Do you have a CD in the making? 3 things to do with

Image source: Getty Images

If you have a certificate of deposit expiring right now, it’s important to think carefully about your next move.

Opening a certificate of deposit, or CD, is normally a good way to earn extra interest on your money without the risk of investing in the stock market. CD deposits are FDIC insured for up to $250,000 per depositor. So as long as you don’t go over that, the principal amount you put in your CD is guaranteed not to lose value.

But what if you have a CD that is about to arrive? Normally rolling it into a new CD is a good bet. This way you can continue to earn higher interest on your money than you would with a standard savings account. But these days, CDs only pay minimal interest, so it makes less sense to tie up your funds in a new one. In light of that, here are some alternatives to consider.

1. Move your money to a savings account

If you stored your emergency fund on a CD, you’ll need to move that money somewhere where it’s still FDIC protected. At present, a savings account is a good bet. Believe it or not, rates are so horribly low now that savings account rates are on par with a year-old or older CD. In fact, if you open a short-term CD, like a 6-month CD, you might get a lower interest rate than with a savings account.

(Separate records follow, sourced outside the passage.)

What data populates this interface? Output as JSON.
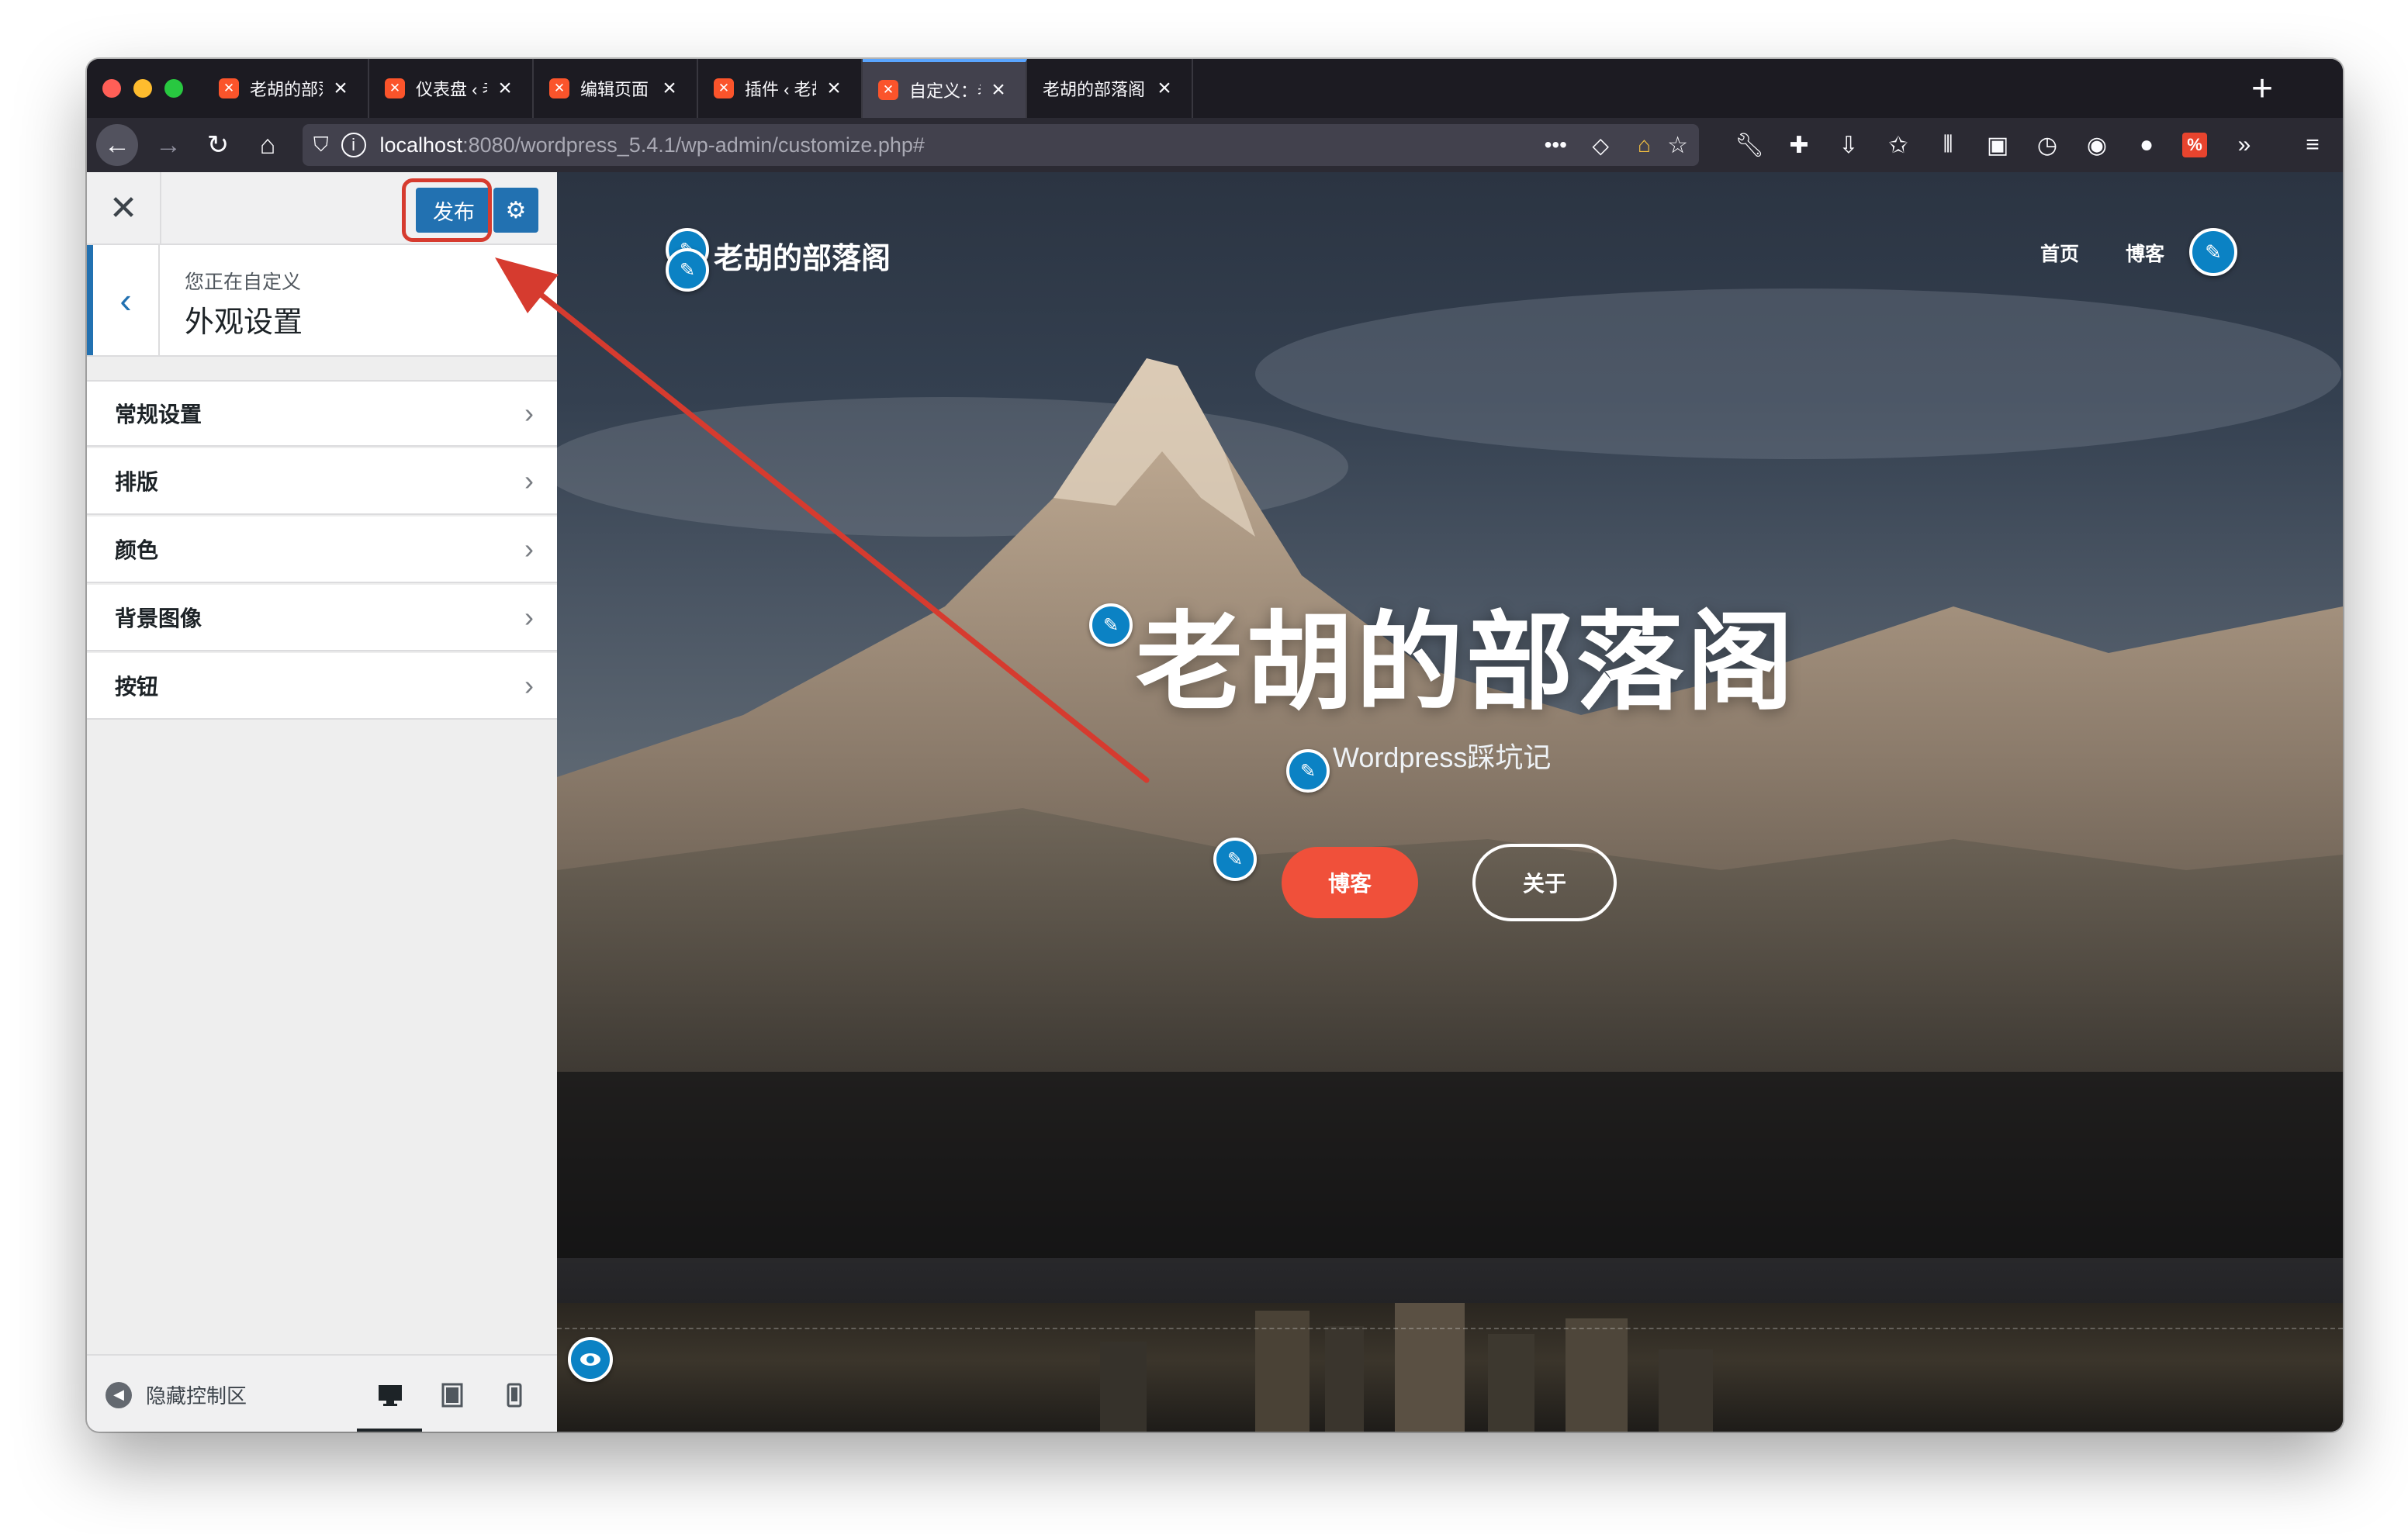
{
  "browser": {
    "tabs": [
      {
        "title": "老胡的部落阁 – Just another W",
        "favicon": "XAMPP",
        "active": false
      },
      {
        "title": "仪表盘 ‹ 老胡的部落阁 — Wor",
        "favicon": "XAMPP",
        "active": false
      },
      {
        "title": "编辑页面 ‹ 老胡的部落阁 — W",
        "favicon": "XAMPP",
        "active": false
      },
      {
        "title": "插件 ‹ 老胡的部落阁 — WordP",
        "favicon": "XAMPP",
        "active": false
      },
      {
        "title": "自定义：老胡的部落阁 – Just a",
        "favicon": "XAMPP",
        "active": true
      },
      {
        "title": "老胡的部落阁",
        "favicon": "",
        "active": false
      }
    ],
    "url_host": "localhost",
    "url_rest": ":8080/wordpress_5.4.1/wp-admin/customize.php#",
    "accent_color": "#5aa5ff"
  },
  "customizer": {
    "publish_label": "发布",
    "customizing_label": "您正在自定义",
    "section_title": "外观设置",
    "menu": [
      {
        "label": "常规设置"
      },
      {
        "label": "排版"
      },
      {
        "label": "颜色"
      },
      {
        "label": "背景图像"
      },
      {
        "label": "按钮"
      }
    ],
    "hide_controls_label": "隐藏控制区",
    "publish_color": "#2271b1"
  },
  "preview": {
    "site_title": "老胡的部落阁",
    "nav": [
      {
        "label": "首页"
      },
      {
        "label": "博客"
      }
    ],
    "hero_title": "老胡的部落阁",
    "hero_subtitle": "Wordpress踩坑记",
    "primary_button": "博客",
    "secondary_button": "关于",
    "primary_button_color": "#f0503a"
  },
  "annotation": {
    "color": "#d63b2f"
  }
}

Therefore, it might make sense to roll a maturing CD into a savings account. This way you are not locking your money away for a set period of time. With a CD, you have to keep your money where it is for the duration of the CD. If you withdraw money before your CD matures, you will have to pay a penalty of several months of interest. The exact penalties vary by bank. But with a savings account, you can withdraw your money at any time and there is no penalty for doing so.

2. Put your money in an investment account

If the money on your CD was extra money you didn’t want to save and wasn’t earmarked for emergencies, it might be time to consider investing in stocks. Opening a brokerage account will give you the possibility of obtaining a higher return on this sum. You will need to have a solid emergency fund in place as investing in the stock market carries more risk.

3. Move your money into a retirement plan

If you don’t need the money from your maturing CD right now, consider putting it in an IRA. You’ll get tax relief on the money you contribute to a traditional IRA. A Roth IRA won’t give you instant tax relief, but you will benefit from more flexible withdrawal rules (including tax-free withdrawals) during retirement. Of course, if you’re going to fund an IRA, you should expect to leave that money locked away until your later years, so make sure you’re ready to commit before you go that route. Taking an early withdrawal from the IRA could result in serious financial penalties.

Be smart with your money

Storing excess money on a CD might be a smart move in general, but it’s not a good plan right now. Even longer-term CDs pay so little that they’re comparable to savings accounts. So rather than locking your money away on another CD, find a better place for it until interest rates improve.

These savings accounts are FDIC insured and can earn you 8 times your bank

Many people miss out on guaranteed returns because their money languishes in a big bank savings account earning virtually no interest. Ascent’s picks of the best online savings accounts can earn you more than 8 times the national savings account average rate.